You can reasonably teach yourselves glacier travel and crevasse rescue if you dedicate yourself to research and practice. FOTH
, as mentioned, is pretty basic but still has good info. Andy Selter's book, Glacier Travel and Crevasse Rescue
goes into more detail.
Get your partners together and practice one skill a day until you have it down cold. Hang a rope from a tree or a cliff and practice prussiking with the rope you plan on climbing on. You will dial in the diameter of the prussiks you need and the length of the prussiks.
You can hammer pickets into the campus lawn (tell anyone giving you grief you are doing physics research) and work out the mechanics of the various haul systems. Load up a duffel or backpack with weight to simulate a fallen climber. Rotate through so everyone has plenty of practice being on the end and the middle of the rope - the responsibilities are different.
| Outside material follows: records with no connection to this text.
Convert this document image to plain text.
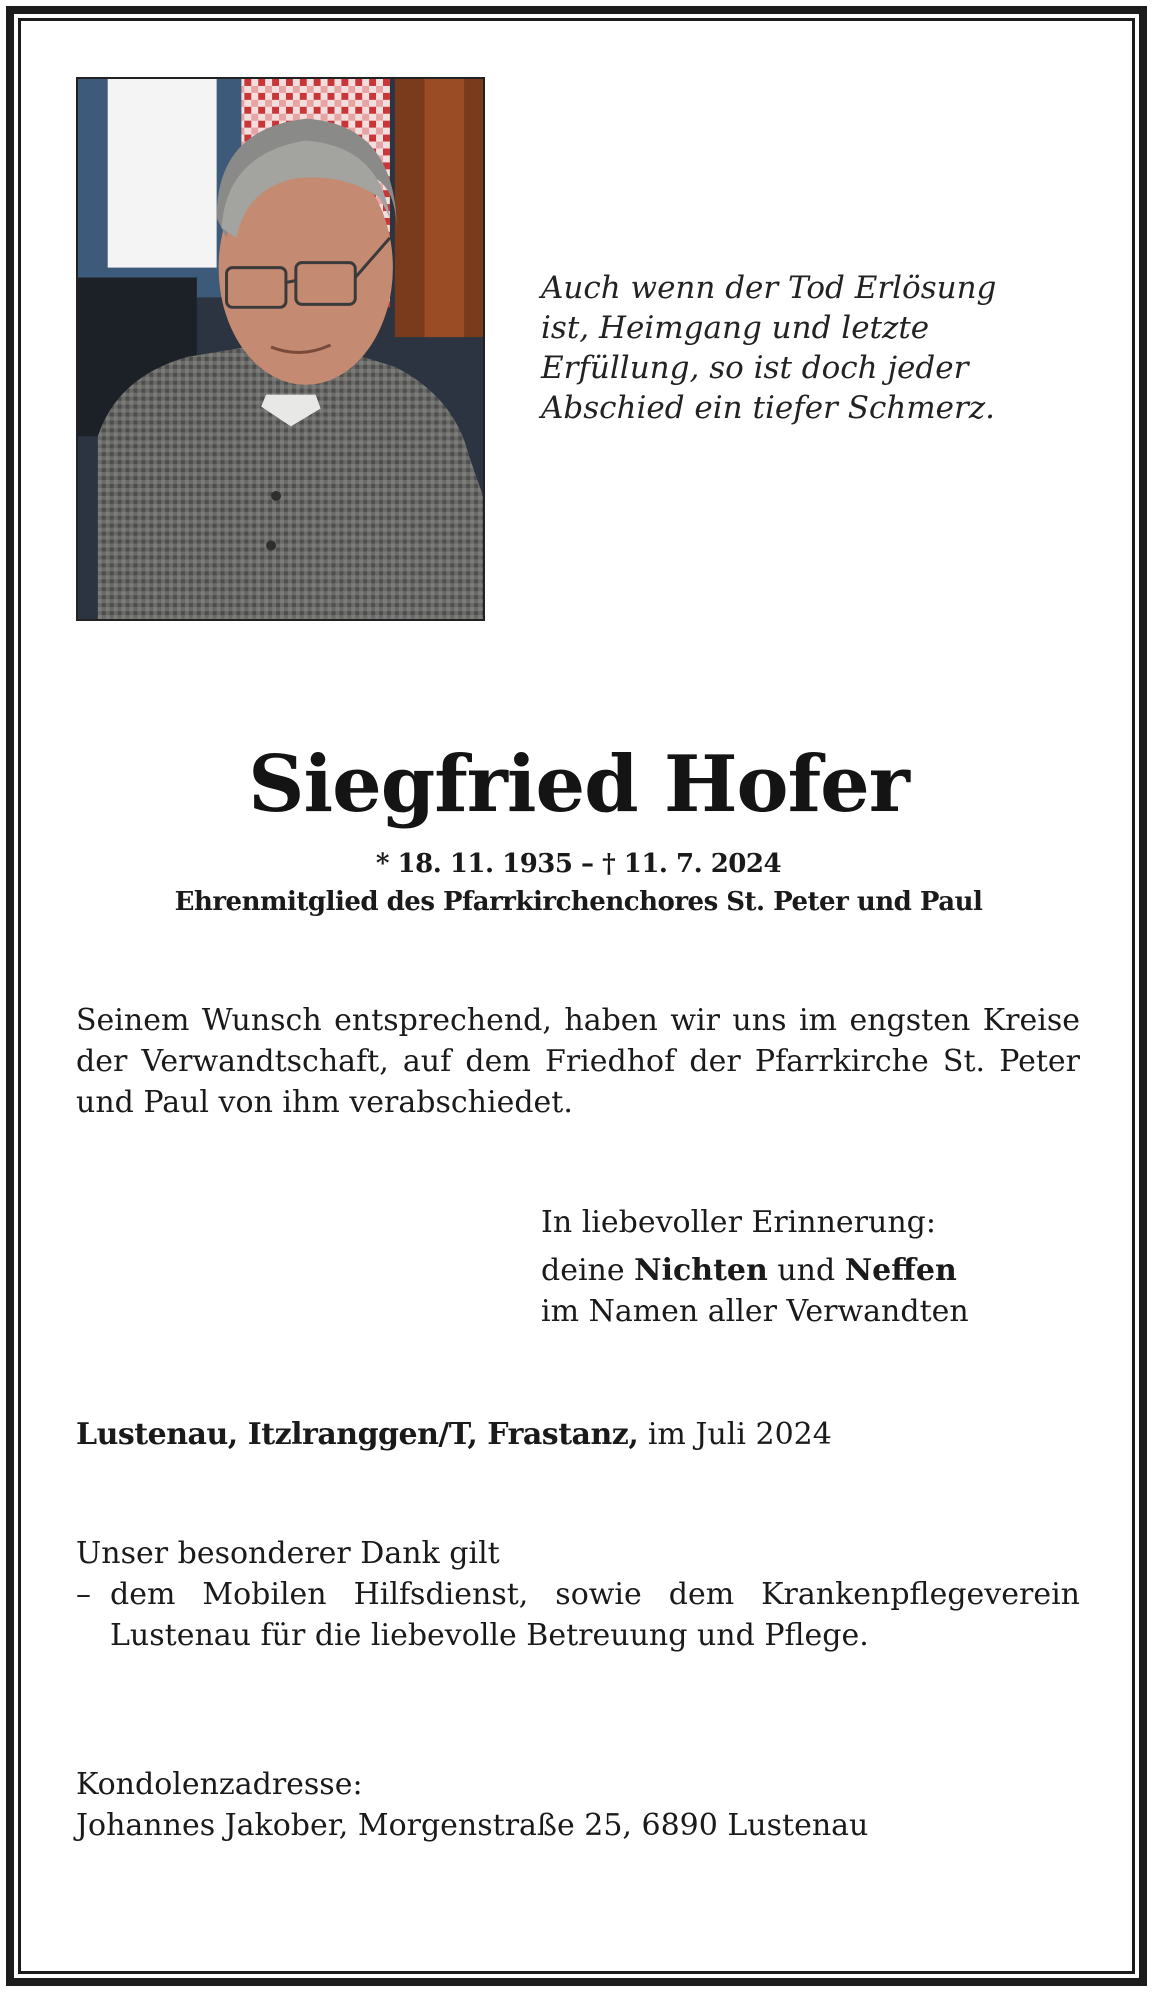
Auch wenn der Tod Erlösung
ist, Heimgang und letzte
Erfüllung, so ist doch jeder
Abschied ein tiefer Schmerz.
Siegfried Hofer
* 18. 11. 1935 – † 11. 7. 2024
Ehrenmitglied des Pfarrkirchenchores St. Peter und Paul
Seinem Wunsch entsprechend, haben wir uns im engsten Kreise
der Verwandtschaft, auf dem Friedhof der Pfarrkirche St. Peter
und Paul von ihm verabschiedet.
In liebevoller Erinnerung:
deine Nichten und Neffen
im Namen aller Verwandten
Lustenau, Itzlranggen/T, Frastanz, im Juli 2024
Unser besonderer Dank gilt
– dem Mobilen Hilfsdienst, sowie dem Krankenpflegeverein
Lustenau für die liebevolle Betreuung und Pflege.
Kondolenzadresse:
Johannes Jakober, Morgenstraße 25, 6890 Lustenau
Obviously the real deal will compound the difficulties; rope jammed in the lip, crappy snow, weak anchors, etc.
Get out to the local ski hill and practice setting and testing anchors in snow of various consistencies. Practice with pickets, flukes, bollards as well as improvised deadmen like ski poles, buried stuff sacks filled with snow, even a heavy partner in a deep hole if the snow will hold nothing else. Plan for contingencies. What will you do if the rope is hopelessly stuck in the lip? Did you allow enough rope in the coils to drop down a free end after padding the lip? Test various systems and know what the strengths and limitations of each one is.
Plan to climb Baker before your trip to Rainier and run through your systems a few times including setting and testing anchors before making a summit attempt. This will give you practical experience with rope management, glacier navigation, exposure to similar climbing situations as well as some acclimatization.